A month on U.K Companies By Andrew Jude Rajanathan

Friday, 23 October 2009

My initial reaction upon receiving an offer to intern at the Financial Times was one of shock and awe. This rare opportunity was something I had to grab with both hands even if it meant missing a week or so of my masters. It simply is too good an opportunity for anyone interested in journalism, especially business/financial journalism to pass up. I would spend the next four weeks writing for U.K Companies.

The first day was incredible. I was invited to sit on the editors meeting on Monday morning where all the editors including the main editor Lionel Barber came together to discuss what would go into the paper. To put it simply, the incredibly high standards set by some of the editors and reporters set the tone for what would be expected of me as an intern. I just hoped I would be able to rise to the occasion.

The real baptism of fire for anyone joining the FT is likely to be an awesome struggle getting your computer to work and often this takes a bit of time.
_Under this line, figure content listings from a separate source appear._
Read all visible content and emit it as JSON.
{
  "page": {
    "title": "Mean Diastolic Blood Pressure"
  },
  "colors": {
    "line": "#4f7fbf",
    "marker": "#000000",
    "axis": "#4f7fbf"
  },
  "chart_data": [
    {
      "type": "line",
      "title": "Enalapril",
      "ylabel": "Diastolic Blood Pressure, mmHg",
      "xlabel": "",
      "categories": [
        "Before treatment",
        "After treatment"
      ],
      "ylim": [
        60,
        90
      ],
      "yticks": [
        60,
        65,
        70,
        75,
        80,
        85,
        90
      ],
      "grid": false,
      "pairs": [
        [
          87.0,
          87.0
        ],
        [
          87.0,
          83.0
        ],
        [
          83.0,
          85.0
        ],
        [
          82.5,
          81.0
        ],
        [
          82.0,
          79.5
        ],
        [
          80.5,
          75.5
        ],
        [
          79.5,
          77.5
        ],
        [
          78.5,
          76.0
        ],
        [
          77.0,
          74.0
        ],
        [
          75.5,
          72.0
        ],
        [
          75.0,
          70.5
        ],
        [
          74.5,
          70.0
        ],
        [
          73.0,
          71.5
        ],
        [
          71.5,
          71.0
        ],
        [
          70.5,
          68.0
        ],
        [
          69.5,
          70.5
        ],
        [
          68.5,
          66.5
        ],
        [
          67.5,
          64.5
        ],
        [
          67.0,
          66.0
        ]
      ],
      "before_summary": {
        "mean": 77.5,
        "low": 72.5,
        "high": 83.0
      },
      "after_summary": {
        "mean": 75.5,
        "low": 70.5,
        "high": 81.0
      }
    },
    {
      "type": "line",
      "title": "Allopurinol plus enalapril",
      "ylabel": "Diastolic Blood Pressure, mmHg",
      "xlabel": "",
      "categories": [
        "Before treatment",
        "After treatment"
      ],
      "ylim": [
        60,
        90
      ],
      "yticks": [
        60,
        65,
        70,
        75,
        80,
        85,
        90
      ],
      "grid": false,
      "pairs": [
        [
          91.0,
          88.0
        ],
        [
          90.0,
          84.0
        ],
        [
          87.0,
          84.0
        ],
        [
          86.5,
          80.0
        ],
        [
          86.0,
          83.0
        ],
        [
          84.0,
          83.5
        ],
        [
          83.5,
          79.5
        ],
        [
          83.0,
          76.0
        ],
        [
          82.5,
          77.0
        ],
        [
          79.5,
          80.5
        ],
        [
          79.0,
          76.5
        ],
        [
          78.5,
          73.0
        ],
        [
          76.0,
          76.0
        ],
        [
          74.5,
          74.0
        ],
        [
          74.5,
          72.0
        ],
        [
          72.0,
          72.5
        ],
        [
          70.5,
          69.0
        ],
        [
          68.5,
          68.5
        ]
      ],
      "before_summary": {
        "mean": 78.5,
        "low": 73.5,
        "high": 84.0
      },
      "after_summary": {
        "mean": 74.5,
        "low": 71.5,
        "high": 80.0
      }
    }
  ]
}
Thankfully, I was able to login to my desk and quickly familiarize myself with my new surroundings.

Many other past interns will comment on the fact that they were given real work to do over the short period of their stay. I can fully confirm this is the case. The structure of the FT is such that any new fledgling journalists or reporters are immediately given proper work to do and critical feedback would follow shortly. My first assignment was to produce a results piece on a company called ‘BrainJuicer’ not only that but I would need to have completed an interview with the CEO as well as completed a lot of background research on the company before I could put the article together. The surreal feeling of calling up a CEO and saying ‘I’m from the FT’ was incredible. While these corporate heavyweights would not realize you were merely an intern hiding behind a first class brand. That was the beauty of the internship you were there to learn but also to do real work.

Most of my mentors at the FT have been incredibly kind and generous with their time over the past four weeks as I attempted to navigate my way around the busy corridors of the building. From teaching me how to use a Bloomberg terminal to potential avenues to gather research I cannot state enough how kind some of these journalists are. My feedback from my editor was also very helpful and constructive to my own development as a journalist.

My four weeks are about to come to an end and I’ve interviewed numerous CEO’s from small-medium sized businesses to AIM-LSE listed firms as well as learning an awful lot about U.K companies in such a short period of time. However, the best part was my desk location at the FT. While I was only placed on the U.K companies desk I sat to the left of the Lex column whose phone conversations were illuminating and interesting to listen in on during the occasional lull in the day.

Greatest achievements - I’ve managed to get two bylines and I can comfortably say nothing beats seeing your own name in print.